Les territoires personnels

L'ouverture de l'espace privé aux étrangers à la famille ne signifie pas l'abolition des frontières au sein de l'espace familial lui-même. Le désir d'autonomie est au contraire souvent évoqué comme facteur d'évolution des relations familiales. L'idée que la possession d'un espace personnel est nécessaire au bon développement de l'enfant semble acquise par tous les parents et dans la majorité des logements, une place privilégiée est réservée aux chambres d'enfants. Si l'on tient compte des normes considérées comme acceptables, c'est-à-dire la cohabitation de deux enfants de moins de sept ans de sexe différents ou de deux enfants du même sexe de moins de 15 ans, on trouve 20% d'enfants qui vivent hors de ces normes. Il s'agit le plus souvent d'enfants de familles nombreuses appartenant à la population des mal logés des grandes villes. Plus on s'élève dans dans la hiérarchie sociale, plus les enfants bénéficient d'une chambre personnelle. C'est ainsi que 73% des enfants de cadres supérieurs et 70% des enfants de cadres moyens dorment seuls dans une chambre. Ce chiffre est encore de 47% dans les ménages ouvriers. Ceci ne signifie pas pour autant que les enfants jouent et travaillent dans leur chambre. Il y a une relation significative entre le niveau culturel des parents et le fait que les enfants soient plus souvent dans leur chambre, ce qui peut s'interpréter comme la valorisation de l'apprentissage de l'autonomie. Curieusement, le territoire personnel des parents semble beaucoup plus difficile à cerner que celui des enfants. Ainsi, par exemple, les parents, avec une écrasante majorité (85%) déclarent qu'il n'y a aucune pièce interdite aux enfants.

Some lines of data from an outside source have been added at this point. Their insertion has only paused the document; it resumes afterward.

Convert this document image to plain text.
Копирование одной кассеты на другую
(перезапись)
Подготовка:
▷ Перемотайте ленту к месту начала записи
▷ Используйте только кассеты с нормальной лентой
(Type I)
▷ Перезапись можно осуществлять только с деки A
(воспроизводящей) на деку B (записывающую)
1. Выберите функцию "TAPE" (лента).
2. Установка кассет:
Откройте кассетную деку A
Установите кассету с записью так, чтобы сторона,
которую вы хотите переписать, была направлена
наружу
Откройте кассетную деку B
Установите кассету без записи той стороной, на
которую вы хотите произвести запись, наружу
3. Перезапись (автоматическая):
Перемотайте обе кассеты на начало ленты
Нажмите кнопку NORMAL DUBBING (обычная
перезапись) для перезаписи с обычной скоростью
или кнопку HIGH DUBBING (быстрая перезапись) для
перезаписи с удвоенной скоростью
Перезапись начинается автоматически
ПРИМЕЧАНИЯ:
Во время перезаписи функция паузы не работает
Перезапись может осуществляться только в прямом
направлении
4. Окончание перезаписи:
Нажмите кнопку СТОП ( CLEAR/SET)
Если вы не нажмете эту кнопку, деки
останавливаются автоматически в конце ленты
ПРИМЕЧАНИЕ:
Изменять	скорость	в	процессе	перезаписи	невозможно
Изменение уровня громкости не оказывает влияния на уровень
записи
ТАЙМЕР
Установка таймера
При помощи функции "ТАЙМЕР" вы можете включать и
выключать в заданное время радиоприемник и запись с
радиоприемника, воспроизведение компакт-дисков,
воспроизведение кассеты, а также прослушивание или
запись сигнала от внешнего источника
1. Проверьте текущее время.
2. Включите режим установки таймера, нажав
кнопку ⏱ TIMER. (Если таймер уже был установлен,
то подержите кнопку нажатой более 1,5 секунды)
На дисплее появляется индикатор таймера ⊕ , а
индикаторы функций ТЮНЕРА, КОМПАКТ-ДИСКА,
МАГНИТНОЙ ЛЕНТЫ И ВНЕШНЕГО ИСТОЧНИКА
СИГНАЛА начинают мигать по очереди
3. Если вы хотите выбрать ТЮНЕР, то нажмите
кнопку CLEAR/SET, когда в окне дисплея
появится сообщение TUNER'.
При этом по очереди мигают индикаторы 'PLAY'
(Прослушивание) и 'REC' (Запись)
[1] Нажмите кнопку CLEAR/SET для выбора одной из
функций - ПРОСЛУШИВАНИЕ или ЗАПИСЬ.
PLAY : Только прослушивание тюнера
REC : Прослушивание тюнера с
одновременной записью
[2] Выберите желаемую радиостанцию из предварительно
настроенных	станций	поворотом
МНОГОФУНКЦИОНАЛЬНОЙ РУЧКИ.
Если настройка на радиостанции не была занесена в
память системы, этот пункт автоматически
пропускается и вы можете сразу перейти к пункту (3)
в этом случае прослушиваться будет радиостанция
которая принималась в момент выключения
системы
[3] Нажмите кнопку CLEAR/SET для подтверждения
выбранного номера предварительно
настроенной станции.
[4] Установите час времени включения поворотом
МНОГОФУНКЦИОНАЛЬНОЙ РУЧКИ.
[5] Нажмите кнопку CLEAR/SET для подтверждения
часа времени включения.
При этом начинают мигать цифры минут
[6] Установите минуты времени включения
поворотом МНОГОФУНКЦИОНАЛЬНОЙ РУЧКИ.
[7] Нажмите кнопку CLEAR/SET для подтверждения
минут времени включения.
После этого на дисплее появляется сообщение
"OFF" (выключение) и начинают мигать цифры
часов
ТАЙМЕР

La salle de bains reste le refuge de l'intimité, le lieu ou l'on souhaite être à l'abri du regard des autres. Seulement 29% des sujets qui ne vivent pas seuls laissent la porte de la salle de bains ouverte lorsqu'ils font leur toilette. Ce constat tempère l'idée souvent avancée que la salle de bains pourrait être dans le futur un lieu de convivialité familiale. La salle de bains n'apparaît pas d'ailleurs comme un lieu privilégié d'investissement hédoniste. Bien que l'on sache que beaucoup de salles de bains sont aujourd'hui étroites et mal éclairées, 60% des habitants se déclarent satisfaits de la leur.

Flexibilité d'usage

Accroître la flexibilité, permettre de changer l'usage des pièces en fonction du cycle de vie, autoriser l'habitant qui ne peut pas déménager à effectuer de nouveaux choix d'usage est une solution souvent préconisée par les architectes pour adapter la conception à l'évolution des modes de vie. Vérifier la réalité et le poids du choix de la flexibilité constitue un point intéressant à élucider dans le cadre d'une réflexion prospective sur le logement. Les réponses à une série de questions sur ce thème montrent que le désir de modifier l'usage de l'espace n'est pas aussi répandu que l'on pourrait le penser. Si 78% des français n'ont jamais modifié l'usage des pièces qu'ils occupent dans leur logement actuel, ce peut être parce qu'ils sont dans l'impossibilité de le faire. Cette raison est moins évidente s'agissant des éléments mobiliers où l'on trouve encore 58% de sujets qui déclarent n'avoir jamais modifié l'organisation de leur living-room depuis le premier jour ou il a été installé. Les contraintes environnementales sont avancées comme obstacle par 24% d'entre eux, mais ce chiffre est très inférieur à celui de ceux qui déclarent tout simplement ne pas en avoir envie et qui représentent 40% de la population totales des sujets interrogés. Le désir ou la volonté de changer sont donc quelquefois freinés par les contraintes associées à la conception du logement mais dans la majorité des cas, il s'agit plutôt d'une attitude vis-à-vis du changement. Nous trouvons encore ici une relation significative entre le niveau culturel des sujets et le comportement de flexibilité. C'est ainsi que 54% des jeunes ouvriers déclarent ne jamais changer les meubles de place contre seulement 34% des jeunes cadres supérieurs.

CONCLUSION

Les résultats que nous avons présentés permettent d'esquisser quelques conclusions d'ordre prospectif. Il existe un certain nombre de comportements assez fortement déterminés par des facteurs dont l'évolution est prévisible à moyen terme. En ce qui concerne l'usage de l'habitat, le facteur le plus important est sans doute le développement du travail féminin qui entraîne la simplification d'un certain nombre d'actes de la vie quotidienne. La généralisation du repas à la cuisine en est un exemple. Cette évolution peut laisser penser que nous assistons à une homogénéisation des comportements, homogénéisation qui peut d'ailleurs également s'observer en terme de réticences vis-à-vis de nouvelles pratiques. Malgré une diffusion croissante des nouveaux moyens d'individualiser la préparation et la consommation de la nourriture et contrairement à ce qui se passe semble-t-il dans d'autres pays, le repas familial reste une valeur sûre de la culture française.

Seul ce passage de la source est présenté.